Prague: grande manifestation des syndicats contre les réformes libérales

 

Une grande manifestation syndicale contre les réformes libérales prévues par le gouvernement du Premier ministre Mirek Topolanek a eu lieu le 23 juin 2007 à Prague.

"La réforme, oui, mais seulement si elle est juste", "Non aux coupes", "sauver nos chèques dejeuners", proclamaient les bannières déployées pour cette manifestation d'une ampleur notable pour cet ancien pays communiste entré dans l'Union européenne en 2004.

"Les réformes ne profiteront qu'aux riches et les autres paieront", a déclaré le patron de la plus grande confédération syndicale, le CMKOS, Milan Stech, à la foule réunie sur la place Wenceslas, lieu traditionnel de toutes les grandes manifestations en République tchèque.

"Ce n'est pas une réforme. La réforme doit être pour tous", a-t-il dit lors du rassemblement rythmé par des sifflets et des tambours auquel participaient des représentants syndicaux d'Autriche, de Slovaquie et d'Allemagne.

"L'expérience montre dans plusieurs pays que la réforme est synonyme de dérégulation et de flexibilité du marché du travail", a averti Reiner Hoffmann, de la Confédération européenne des Syndicats.

Selon les syndicats, loin du but affiché d'équilibrer les finances publiques, le programme du gouvernement va entraîner une réduction des revenus de l'Etat, du fait des rabais fiscaux accordés aux sociétés et aux contribuables les plus riches.

Début juin, la fragile coalition de centre-droit a réussi de justesse à faire adopter par les députés le principe de son programme de rigueur économique, qui, selon ses initiateurs, vise à permettre au pays de se conformer aux critères d'entrée dans la zone euro.

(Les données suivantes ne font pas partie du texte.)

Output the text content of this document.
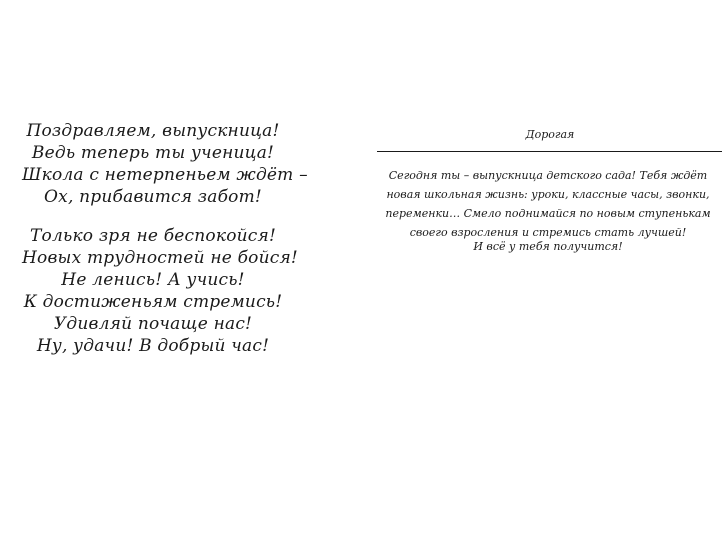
Поздравляем, выпускница!
Ведь теперь ты ученица!
Школа с нетерпеньем ждёт –
Ох, прибавится забот!
Только зря не беспокойся!
Новых трудностей не бойся!
Не ленись! А учись!
К достиженьям стремись!
Удивляй почаще нас!
Ну, удачи! В добрый час!
Дорогая
Сегодня ты – выпускница детского сада! Тебя ждёт
новая школьная жизнь: уроки, классные часы, звонки,
переменки… Смело поднимайся по новым ступенькам
своего взросления и стремись стать лучшей!
И всё у тебя получится!
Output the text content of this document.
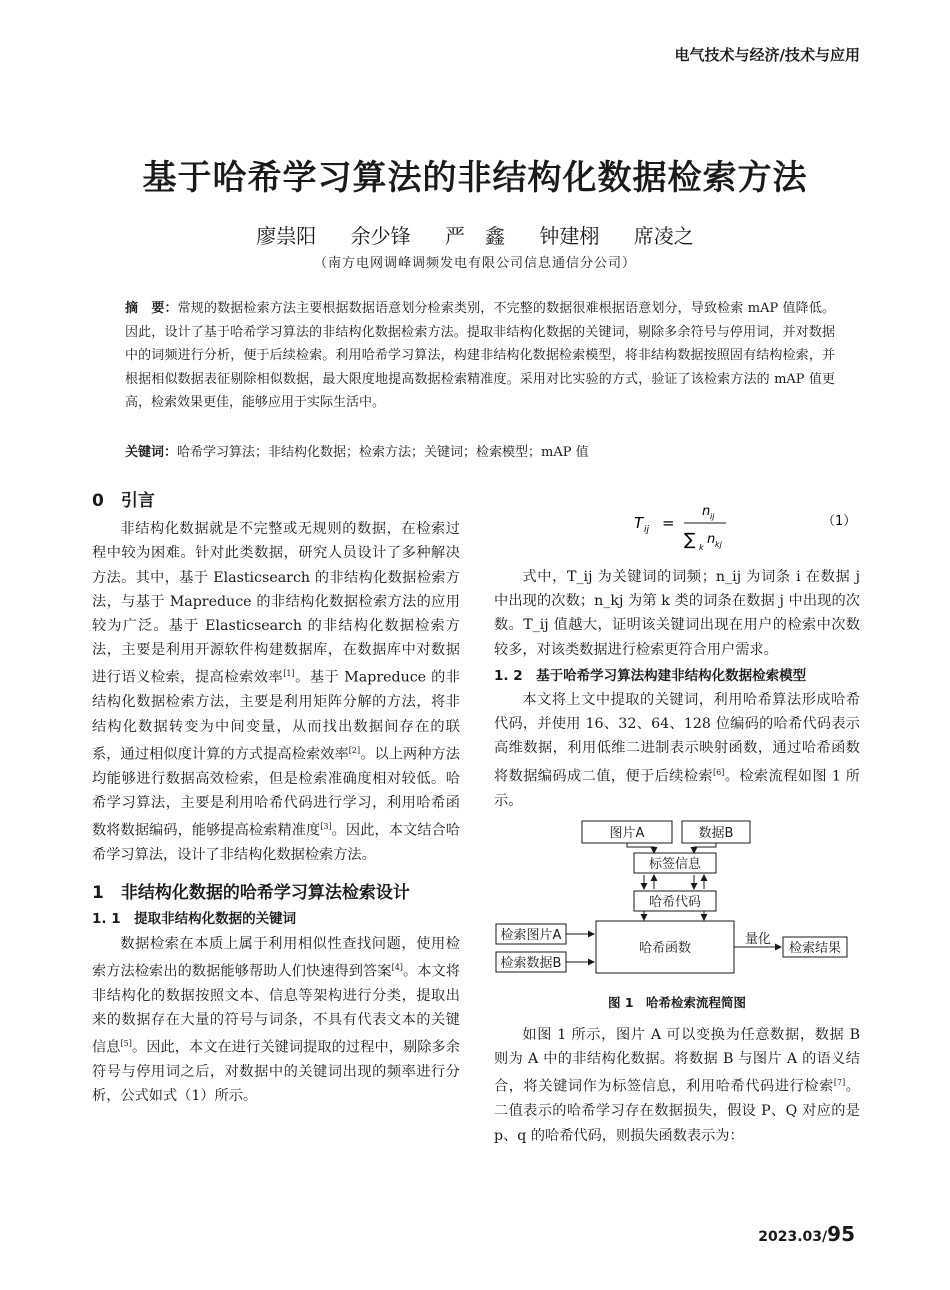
电气技术与经济/技术与应用
基于哈希学习算法的非结构化数据检索方法
廖祟阳 余少锋 严　鑫 钟建栩 席凌之
（南方电网调峰调频发电有限公司信息通信分公司）
摘　要：常规的数据检索方法主要根据数据语意划分检索类别，不完整的数据很难根据语意划分，导致检索 mAP 值降低。因此，设计了基于哈希学习算法的非结构化数据检索方法。提取非结构化数据的关键词，剔除多余符号与停用词，并对数据中的词频进行分析，便于后续检索。利用哈希学习算法，构建非结构化数据检索模型，将非结构数据按照固有结构检索，并根据相似数据表征剔除相似数据，最大限度地提高数据检索精准度。采用对比实验的方式，验证了该检索方法的 mAP 值更高，检索效果更佳，能够应用于实际生活中。
关键词：哈希学习算法；非结构化数据；检索方法；关键词；检索模型；mAP 值
0　引言

非结构化数据就是不完整或无规则的数据，在检索过程中较为困难。针对此类数据，研究人员设计了多种解决方法。其中，基于 Elasticsearch 的非结构化数据检索方法，与基于 Mapreduce 的非结构化数据检索方法的应用较为广泛。基于 Elasticsearch 的非结构化数据检索方法，主要是利用开源软件构建数据库，在数据库中对数据进行语义检索，提高检索效率[1]。基于 Mapreduce 的非结构化数据检索方法，主要是利用矩阵分解的方法，将非结构化数据转变为中间变量，从而找出数据间存在的联系，通过相似度计算的方式提高检索效率[2]。以上两种方法均能够进行数据高效检索，但是检索准确度相对较低。哈希学习算法，主要是利用哈希代码进行学习，利用哈希函数将数据编码，能够提高检索精准度[3]。因此，本文结合哈希学习算法，设计了非结构化数据检索方法。

1　非结构化数据的哈希学习算法检索设计
1. 1　提取非结构化数据的关键词

数据检索在本质上属于利用相似性查找问题，使用检索方法检索出的数据能够帮助人们快速得到答案[4]。本文将非结构化的数据按照文本、信息等架构进行分类，提取出来的数据存在大量的符号与词条，不具有代表文本的关键信息[5]。因此，本文在进行关键词提取的过程中，剔除多余符号与停用词之后，对数据中的关键词出现的频率进行分析，公式如式（1）所示。

T ij =
n ij
∑ k
n kj
（1）

式中，T_ij 为关键词的词频；n_ij 为词条 i 在数据 j 中出现的次数；n_kj 为第 k 类的词条在数据 j 中出现的次数。T_ij 值越大，证明该关键词出现在用户的检索中次数较多，对该类数据进行检索更符合用户需求。

1. 2　基于哈希学习算法构建非结构化数据检索模型

本文将上文中提取的关键词，利用哈希算法形成哈希代码，并使用 16、32、64、128 位编码的哈希代码表示高维数据，利用低维二进制表示映射函数，通过哈希函数将数据编码成二值，便于后续检索[6]。检索流程如图 1 所示。

图片A	数据B
标签信息
哈希代码
哈希函数
检索图片A
检索数据B
量化
检索结果
图 1　哈希检索流程简图

如图 1 所示，图片 A 可以变换为任意数据，数据 B 则为 A 中的非结构化数据。将数据 B 与图片 A 的语义结合，将关键词作为标签信息，利用哈希代码进行检索[7]。二值表示的哈希学习存在数据损失，假设 P、Q 对应的是 p、q 的哈希代码，则损失函数表示为：

2023.03/95
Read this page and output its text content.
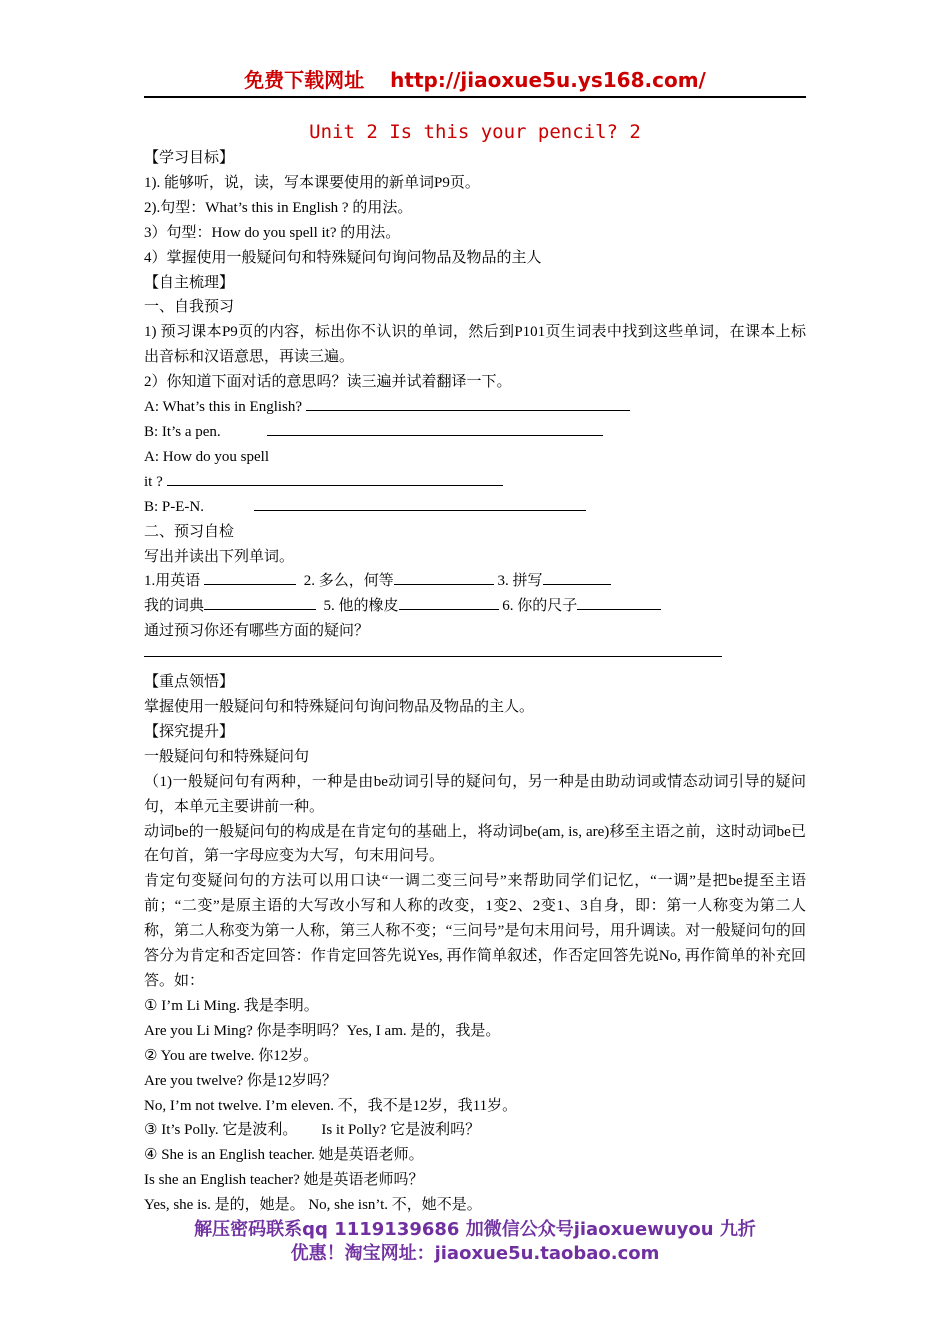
免费下载网址 http://jiaoxue5u.ys168.com/
Unit 2 Is this your pencil? 2

【学习目标】

1). 能够听，说，读，写本课要使用的新单词P9页。

2).句型：What’s this in English ? 的用法。

3）句型：How do you spell it? 的用法。

4）掌握使用一般疑问句和特殊疑问句询问物品及物品的主人

【自主梳理】

一、自我预习

1) 预习课本P9页的内容，标出你不认识的单词，然后到P101页生词表中找到这些单词，在课本上标出音标和汉语意思，再读三遍。

2）你知道下面对话的意思吗？读三遍并试着翻译一下。

A: What’s this in English?

B: It’s a pen.

A: How do you spell

it ?

B: P-E-N.

二、预习自检

写出并读出下列单词。

1.用英语	2. 多么，何等	3. 拼写

我的词典	5. 他的橡皮	6. 你的尺子

通过预习你还有哪些方面的疑问？

【重点领悟】

掌握使用一般疑问句和特殊疑问句询问物品及物品的主人。

【探究提升】

一般疑问句和特殊疑问句

（1)一般疑问句有两种，一种是由be动词引导的疑问句，另一种是由助动词或情态动词引导的疑问句，本单元主要讲前一种。

动词be的一般疑问句的构成是在肯定句的基础上，将动词be(am, is, are)移至主语之前，这时动词be已在句首，第一字母应变为大写，句末用问号。

肯定句变疑问句的方法可以用口诀“一调二变三问号”来帮助同学们记忆，“一调”是把be提至主语前；“二变”是原主语的大写改小写和人称的改变，1变2、2变1、3自身，即：第一人称变为第二人称，第二人称变为第一人称，第三人称不变；“三问号”是句末用问号，用升调读。对一般疑问句的回答分为肯定和否定回答：作肯定回答先说Yes, 再作简单叙述，作否定回答先说No, 再作简单的补充回答。如：

① I’m Li Ming. 我是李明。

Are you Li Ming? 你是李明吗？Yes, I am. 是的，我是。

② You are twelve. 你12岁。

Are you twelve? 你是12岁吗？

No, I’m not twelve. I’m eleven. 不，我不是12岁，我11岁。

③ It’s Polly. 它是波利。 Is it Polly? 它是波利吗？

④ She is an English teacher. 她是英语老师。

Is she an English teacher? 她是英语老师吗？

Yes, she is. 是的，她是。 No, she isn’t. 不，她不是。

解压密码联系qq 1119139686 加微信公众号jiaoxuewuyou 九折
优惠！淘宝网址：jiaoxue5u.taobao.com
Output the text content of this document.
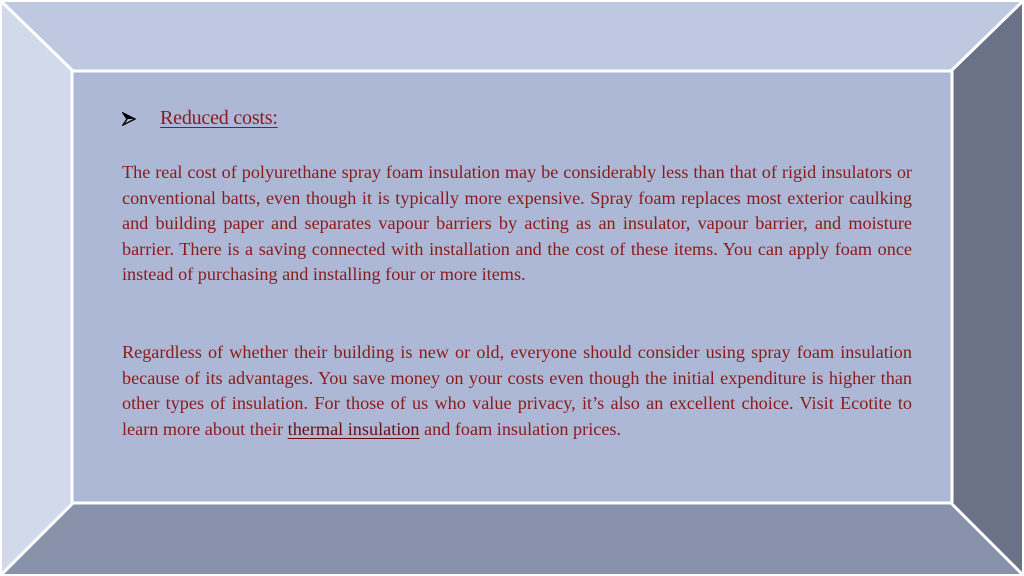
Reduced costs:

The real cost of polyurethane spray foam insulation may be considerably less than that of rigid insulators or conventional batts, even though it is typically more expensive. Spray foam replaces most exterior caulking and building paper and separates vapour barriers by acting as an insulator, vapour barrier, and moisture barrier. There is a saving connected with installation and the cost of these items. You can apply foam once instead of purchasing and installing four or more items.

Regardless of whether their building is new or old, everyone should consider using spray foam insulation because of its advantages. You save money on your costs even though the initial expenditure is higher than other types of insulation. For those of us who value privacy, it’s also an excellent choice. Visit Ecotite to learn more about their thermal insulation and foam insulation prices.
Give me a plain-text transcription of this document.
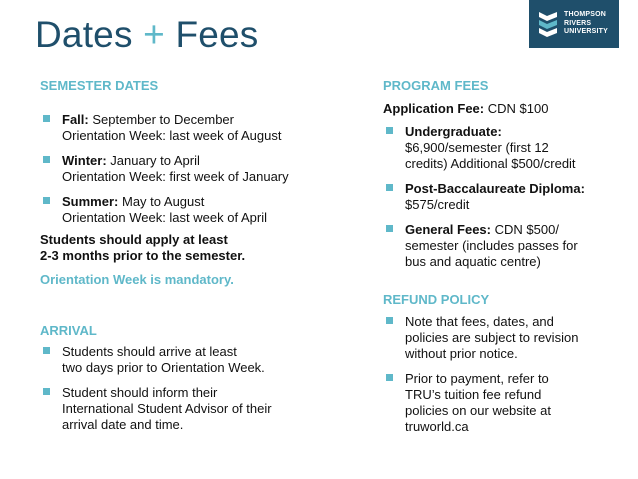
Dates + Fees	THOMPSON
RIVERS
UNIVERSITY
SEMESTER DATES
Fall: September to December
Orientation Week: last week of August
Winter: January to April
Orientation Week: first week of January
Summer: May to August
Orientation Week: last week of April
Students should apply at least
2-3 months prior to the semester.
Orientation Week is mandatory.
ARRIVAL
Students should arrive at least
two days prior to Orientation Week.
Student should inform their
International Student Advisor of their
arrival date and time.
PROGRAM FEES
Application Fee: CDN $100
Undergraduate:
$6,900/semester (first 12
credits) Additional $500/credit
Post-Baccalaureate Diploma:
$575/credit
General Fees: CDN $500/
semester (includes passes for
bus and aquatic centre)
REFUND POLICY
Note that fees, dates, and
policies are subject to revision
without prior notice.
Prior to payment, refer to
TRU’s tuition fee refund
policies on our website at
truworld.ca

Le programme de réformes inclut la mise en place d'un impôt sur les revenus unifié à 15%, - alors qu'actuellement, les tranches supérieures de revenus paient 32% d'impôts-, la baisse de l'impôt sur les sociétés de 24 à 19% et l'augmentation de 5 à 9% du taux réduit de TVA qui touche notamment les produits de première nécessité

Sont également prévues des réductions de dépenses dans le secteur de la santé et des retraites, ainsi que de nombreuses suppressions d'emploi dans le secteur public, avec une réduction annuelle des effectifs fixée à 3% pour les prochaines années.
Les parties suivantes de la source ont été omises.